Waka Poems by Their Majesties the Emperor and Empress and Their Imperial Highnesses the Crown Prince and Princess

Theme for the New Year's Poetry Reading (1998) : The Road (or the Way)

His Majesty the Emperor
Viewing the display
Of Todai's hisitory
Led me to ponder
The road our country traveled
With the advance of learning

On seeing the displays of "The University of Tokyo Exhibition: Past, Present, and Future of Academic Activities", held in commemoration of the 120th anniversary of the establishment of the University of Tokyo, His Majesty composed this waka poem as He thought on the way in which the Arts and Sciences have come to develop in Japan.

Her Majesty the Empress
Along that far road
Trodden by you immigrants
On you hardwon way,
Oh! How many times till now
Have the yipe flowers bloomed?

This was composed in Brazil which Her Majesty revisited after a lapse of thirty years since Her first visit there and of nineteen years since Her second visit. She composed this waka poem as She turned Her thoughts concurrently to the long distance the immigrants had severally covered in their lives, and the many times the yipe flowers had come to blossom in their season on that way.

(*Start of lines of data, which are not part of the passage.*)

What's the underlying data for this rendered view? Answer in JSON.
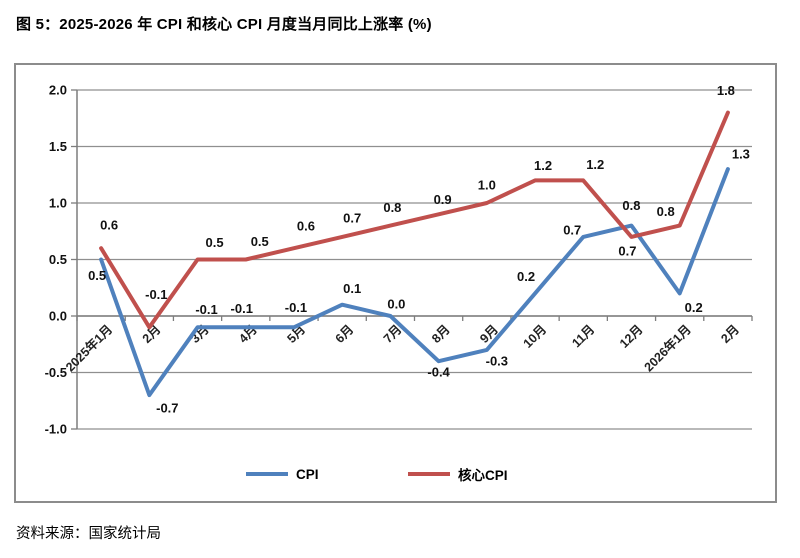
{
  "title": "图 5：2025-2026 年 CPI 和核心 CPI 月度当月同比上涨率 (%)",
  "source": "资料来源：国家统计局",
  "chart_data": {
    "type": "line",
    "title": "2025-2026 年 CPI 和核心 CPI 月度当月同比上涨率 (%)",
    "categories": [
      "2025年1月",
      "2月",
      "3月",
      "4月",
      "5月",
      "6月",
      "7月",
      "8月",
      "9月",
      "10月",
      "11月",
      "12月",
      "2026年1月",
      "2月"
    ],
    "series": [
      {
        "name": "CPI",
        "color": "#4F81BD",
        "values": [
          0.5,
          -0.7,
          -0.1,
          -0.1,
          -0.1,
          0.1,
          0.0,
          -0.4,
          -0.3,
          0.2,
          0.7,
          0.8,
          0.2,
          1.3
        ],
        "label_offsets": [
          [
            -4,
            16
          ],
          [
            18,
            13
          ],
          [
            9,
            -18
          ],
          [
            -4,
            -19
          ],
          [
            2,
            -20
          ],
          [
            10,
            -16
          ],
          [
            6,
            -12
          ],
          [
            0,
            11
          ],
          [
            10,
            11
          ],
          [
            -9,
            -17
          ],
          [
            -11,
            -7
          ],
          [
            0,
            -20
          ],
          [
            14,
            14
          ],
          [
            13,
            -15
          ]
        ]
      },
      {
        "name": "核心CPI",
        "color": "#C0504D",
        "values": [
          0.6,
          -0.1,
          0.5,
          0.5,
          0.6,
          0.7,
          0.8,
          0.9,
          1.0,
          1.2,
          1.2,
          0.7,
          0.8,
          1.8
        ],
        "label_offsets": [
          [
            8,
            -23
          ],
          [
            7,
            -33
          ],
          [
            17,
            -17
          ],
          [
            14,
            -18
          ],
          [
            12,
            -22
          ],
          [
            10,
            -19
          ],
          [
            2,
            -18
          ],
          [
            4,
            -15
          ],
          [
            0,
            -18
          ],
          [
            8,
            -15
          ],
          [
            12,
            -16
          ],
          [
            -4,
            14
          ],
          [
            -14,
            -14
          ],
          [
            -2,
            -22
          ]
        ]
      }
    ],
    "ylim": [
      -1.0,
      2.0
    ],
    "ytick_step": 0.5,
    "ytick_labels": [
      "2.0",
      "1.5",
      "1.0",
      "0.5",
      "0.0",
      "-0.5",
      "-1.0"
    ],
    "xlabel": "",
    "ylabel": "",
    "grid": true,
    "legend_position": "bottom",
    "axis_color": "#7d7d7d",
    "grid_color": "#8f8f8f"
  }
}
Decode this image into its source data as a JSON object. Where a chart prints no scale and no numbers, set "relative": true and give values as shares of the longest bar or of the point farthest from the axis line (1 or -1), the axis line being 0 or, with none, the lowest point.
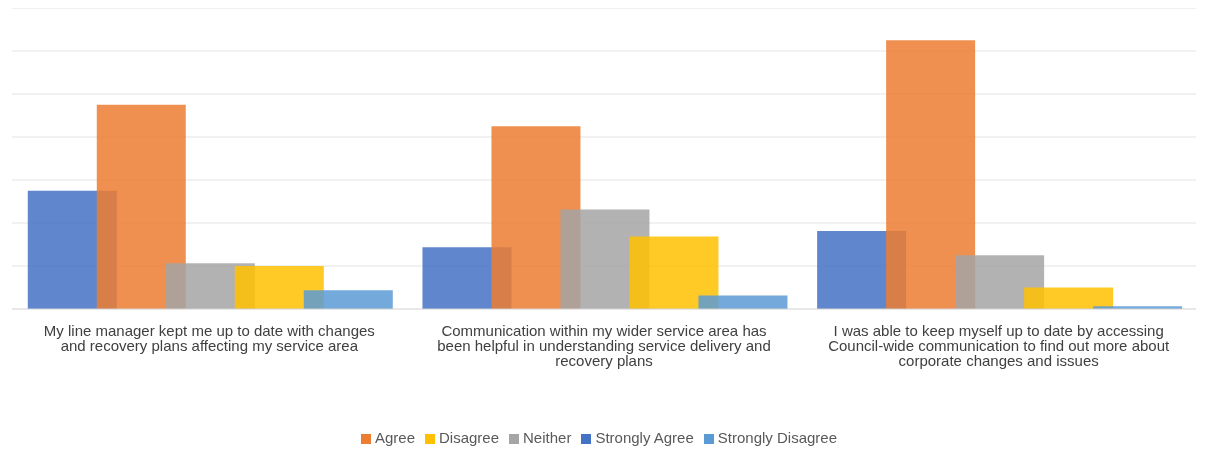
{
  "chart_data": {
    "type": "bar",
    "relative": true,
    "grid": "y",
    "legend": "bottom",
    "categories": [
      "My line manager kept me up to date with changes and recovery plans affecting my service area",
      "Communication  within my wider service area has been helpful in understanding  service delivery and recovery plans",
      "I was able to keep myself up to date by accessing Council-wide communication to find out more about corporate changes and issues"
    ],
    "series": [
      {
        "name": "Strongly Agree",
        "color": "#4472c4",
        "values": [
          0.44,
          0.23,
          0.29
        ]
      },
      {
        "name": "Agree",
        "color": "#ed7d31",
        "values": [
          0.76,
          0.68,
          1
        ]
      },
      {
        "name": "Neither",
        "color": "#a5a5a5",
        "values": [
          0.17,
          0.37,
          0.2
        ]
      },
      {
        "name": "Disagree",
        "color": "#ffc000",
        "values": [
          0.16,
          0.27,
          0.08
        ]
      },
      {
        "name": "Strongly Disagree",
        "color": "#5b9bd5",
        "values": [
          0.07,
          0.05,
          0.01
        ]
      }
    ]
  }
}
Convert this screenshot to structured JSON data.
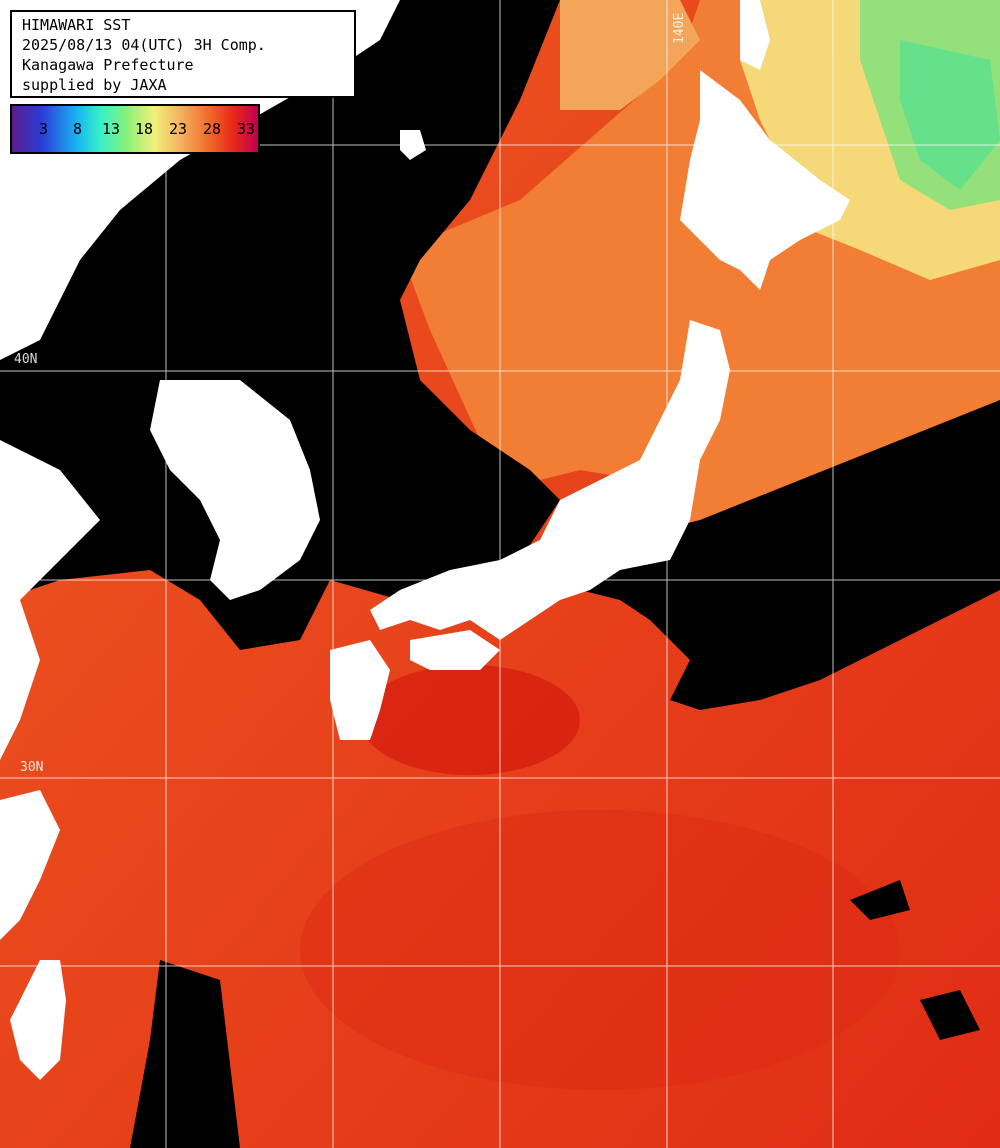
{
  "header": {
    "title": "HIMAWARI SST",
    "datetime": "2025/08/13 04(UTC) 3H Comp.",
    "region": "Kanagawa Prefecture",
    "credit": "supplied by JAXA"
  },
  "colorbar": {
    "ticks": [
      "3",
      "8",
      "13",
      "18",
      "23",
      "28",
      "33"
    ]
  },
  "grid": {
    "lon_label": "140E",
    "lat_labels": [
      "40N",
      "30N"
    ]
  },
  "colors": {
    "warm_sea": "#e8401a",
    "hot_sea": "#d42012",
    "mild_sea": "#f07a30",
    "cool_sea": "#f0b060",
    "cold_sea": "#8ee070",
    "land": "#ffffff",
    "cloud": "#000000",
    "grid": "#ffffff"
  },
  "icons": [
    "map-land-white",
    "cloud-mask-black"
  ]
}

His Imperial Highness the Crown Prince
With the name of a road written on a signpost, the road of my pursuit of academic studies began.

As a child, His Imperial Highness the Crown Prince noticed on the grounds of his residence in Akasaka, an old road sign upon which was written "Highway to Oshu". This experience become his motivation for begining study of his present research theme, the history of transportation in Medieval Japan and in Modern Britain. This poem conveys his sentiment under the topic of "michi", road.

Her Imperial Highness the Crown Princess
The long dirt road leading to Rwanda--Much hapiness to those walking it.

Her Imperial Highness the Crown Princess has a deep concern for the plight of refugees who for various reasons have had to leave their homelands. In this poem, she calls to mind the sight of those people who had became refugees from Rwanda on their long walk back home, and in thinking of all the troubles they must overcome, expresses her wish for their happiness.